Pregnancy, unlike cancer and cavities, is a natural, temporary condition that, under most circumstances and thanks to proper care and technology, is very rarely life threatening. At this junction the most bizarre thing happens.
It is deeply saddening for a pro-life advocate to see the death toll increase each day that abortion is legal and accepted in the United States. That shouldn’t surprise anyone reading this. The rhetoric of abortion being a “difficult” decision surprises us as it betrays the natural response of a woman who is torn between the instinct to nurture her child and the pressure to meet expectations (whether imposed by herself or by others or by circumstances) that will lead to the end of her child’s life.
This is both good and bad news. The good news is that signing someone’s death sentence should make a person feel terribly sad. This is evidence of a soul which is not completely desensitized. The bad news, however, is that women still choose to pay to have their children dismembered, knowing they already carry the guilt of this decision. This is a problem of sacrifice. Carrying and caring for a child, though in itself a gift, requires great sacrifice. Abortion always makes the child the sacrifice. This is a problem of misplaced worship, a religion problem whatever you may say you believe or don’t believe. You know you will kill another person who is not even threatening you in order to attain relief or a reward for yourself. It is a difficult decision after all, and we must have great compassion on anyone who identifies herself as a victim even as she initiates the murder of her own child.
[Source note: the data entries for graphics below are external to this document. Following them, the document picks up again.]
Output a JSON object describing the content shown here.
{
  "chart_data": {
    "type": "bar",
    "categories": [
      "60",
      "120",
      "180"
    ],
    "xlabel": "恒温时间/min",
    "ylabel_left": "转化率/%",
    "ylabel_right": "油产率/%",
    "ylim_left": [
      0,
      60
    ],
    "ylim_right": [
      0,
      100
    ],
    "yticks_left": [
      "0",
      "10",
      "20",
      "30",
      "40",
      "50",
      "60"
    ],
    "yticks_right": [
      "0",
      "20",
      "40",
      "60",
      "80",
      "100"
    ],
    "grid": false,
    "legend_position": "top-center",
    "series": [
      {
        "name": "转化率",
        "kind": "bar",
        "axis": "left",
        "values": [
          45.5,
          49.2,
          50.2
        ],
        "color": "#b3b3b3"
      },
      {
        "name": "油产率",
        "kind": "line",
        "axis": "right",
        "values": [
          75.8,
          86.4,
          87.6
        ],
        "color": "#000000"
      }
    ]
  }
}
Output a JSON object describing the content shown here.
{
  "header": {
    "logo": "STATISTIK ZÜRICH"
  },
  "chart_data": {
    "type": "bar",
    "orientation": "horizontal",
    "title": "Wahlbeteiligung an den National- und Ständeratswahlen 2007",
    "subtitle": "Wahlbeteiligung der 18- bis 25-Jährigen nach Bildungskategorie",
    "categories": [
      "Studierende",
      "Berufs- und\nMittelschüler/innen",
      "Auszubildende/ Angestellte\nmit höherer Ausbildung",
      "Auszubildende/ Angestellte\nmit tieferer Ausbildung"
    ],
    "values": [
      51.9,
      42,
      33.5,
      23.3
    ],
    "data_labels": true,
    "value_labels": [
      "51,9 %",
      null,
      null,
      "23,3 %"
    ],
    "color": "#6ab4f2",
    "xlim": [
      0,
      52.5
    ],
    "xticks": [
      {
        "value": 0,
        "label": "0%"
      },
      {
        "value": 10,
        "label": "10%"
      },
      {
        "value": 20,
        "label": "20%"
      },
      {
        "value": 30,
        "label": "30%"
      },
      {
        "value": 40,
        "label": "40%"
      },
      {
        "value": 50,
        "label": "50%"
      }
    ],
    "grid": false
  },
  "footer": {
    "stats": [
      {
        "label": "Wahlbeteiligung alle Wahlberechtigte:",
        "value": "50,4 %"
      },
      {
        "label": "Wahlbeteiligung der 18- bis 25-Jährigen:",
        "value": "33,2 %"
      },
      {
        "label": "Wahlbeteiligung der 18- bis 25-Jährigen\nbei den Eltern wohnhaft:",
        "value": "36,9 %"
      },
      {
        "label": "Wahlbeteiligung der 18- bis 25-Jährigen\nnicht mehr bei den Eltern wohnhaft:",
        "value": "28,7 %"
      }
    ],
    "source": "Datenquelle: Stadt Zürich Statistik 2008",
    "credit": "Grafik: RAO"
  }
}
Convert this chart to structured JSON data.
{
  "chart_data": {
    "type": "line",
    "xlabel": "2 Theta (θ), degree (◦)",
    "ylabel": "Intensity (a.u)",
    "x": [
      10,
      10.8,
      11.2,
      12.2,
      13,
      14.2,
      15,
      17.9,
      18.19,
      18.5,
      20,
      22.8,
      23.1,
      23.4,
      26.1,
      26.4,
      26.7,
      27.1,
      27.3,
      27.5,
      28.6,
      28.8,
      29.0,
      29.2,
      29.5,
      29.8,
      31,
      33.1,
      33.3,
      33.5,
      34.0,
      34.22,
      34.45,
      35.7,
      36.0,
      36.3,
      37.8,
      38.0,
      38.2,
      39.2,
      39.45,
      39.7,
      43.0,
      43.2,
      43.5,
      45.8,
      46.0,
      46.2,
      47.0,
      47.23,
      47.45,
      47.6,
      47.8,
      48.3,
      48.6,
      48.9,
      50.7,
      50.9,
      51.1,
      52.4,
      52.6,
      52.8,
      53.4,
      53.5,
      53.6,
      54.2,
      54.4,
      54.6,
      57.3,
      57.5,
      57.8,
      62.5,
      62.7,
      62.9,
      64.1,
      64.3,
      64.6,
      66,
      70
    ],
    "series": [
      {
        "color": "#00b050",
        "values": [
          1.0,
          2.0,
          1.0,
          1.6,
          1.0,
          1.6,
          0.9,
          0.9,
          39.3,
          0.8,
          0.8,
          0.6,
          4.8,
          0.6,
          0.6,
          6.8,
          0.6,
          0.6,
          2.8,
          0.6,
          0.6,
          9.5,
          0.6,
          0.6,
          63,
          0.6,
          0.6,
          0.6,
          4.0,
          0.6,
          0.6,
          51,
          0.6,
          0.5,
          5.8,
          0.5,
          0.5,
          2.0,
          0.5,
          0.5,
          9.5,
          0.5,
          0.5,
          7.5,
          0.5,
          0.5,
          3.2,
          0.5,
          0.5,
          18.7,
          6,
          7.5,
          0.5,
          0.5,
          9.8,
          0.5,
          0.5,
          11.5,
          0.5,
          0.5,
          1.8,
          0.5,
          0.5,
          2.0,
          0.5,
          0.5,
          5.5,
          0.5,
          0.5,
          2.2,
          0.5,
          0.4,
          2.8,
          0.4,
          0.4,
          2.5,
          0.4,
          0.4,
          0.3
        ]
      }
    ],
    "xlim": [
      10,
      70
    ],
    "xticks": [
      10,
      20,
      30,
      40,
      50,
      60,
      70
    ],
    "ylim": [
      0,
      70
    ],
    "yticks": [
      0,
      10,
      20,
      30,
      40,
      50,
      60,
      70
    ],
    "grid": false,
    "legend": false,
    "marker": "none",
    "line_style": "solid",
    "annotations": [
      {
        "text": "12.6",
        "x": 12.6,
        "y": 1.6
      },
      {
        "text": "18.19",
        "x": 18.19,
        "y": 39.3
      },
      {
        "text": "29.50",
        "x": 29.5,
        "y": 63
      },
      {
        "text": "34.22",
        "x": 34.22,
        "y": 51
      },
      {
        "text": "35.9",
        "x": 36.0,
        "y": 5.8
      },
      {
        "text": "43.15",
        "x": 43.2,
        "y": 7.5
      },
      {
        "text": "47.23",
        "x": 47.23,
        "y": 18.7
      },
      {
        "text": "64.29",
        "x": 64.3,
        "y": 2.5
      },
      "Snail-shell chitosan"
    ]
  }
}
Of course not everyone sees this decision as difficult. Some people don’t even want women to practice free speech to say that having an abortion is a difficult decision. The #ShoutYourAbortion movement from 2015 encouraged women to have a sort of coming out of the closet experience by making their abortion public.
One year prior to that campaign, an editorial piece in The Washington Post was written by a woman who directly commands women to stop calling abortion a difficult decision. She warns her readers that, “To say that deciding to have an abortion is a “hard choice” implies a debate about whether the fetus should live, thereby endowing it with a status of being.” As she continues, she lays it all on the line, even to the point of desperation. She later states, “By implying that terminating a pregnancy is a moral issue, pro-choice advocates forfeit control of the discussion to anti-choice conservatives.” I am not sure I have ever encountered a more clear example of both: a confession of unwanted truth and the calculation to cover it up.
Key Question: Does abortion being a “difficult” decision mean it’s wrong?
Unshakable Truth: “They show that the work of the law is written on their hearts, while their conscience also bears witness, and their conflicting thoughts accuse or even excuse them on that day when, according to my gospel, God judges the secrets of men by Christ Jesus” (Romans 2:15-16).
The Real Choice: Whatever your emotions are regarding abortion, God is resolute. Forgiveness is in Christ alone, and we all need it, whether we have had an abortion or not. How about we #ShoutHisMercy?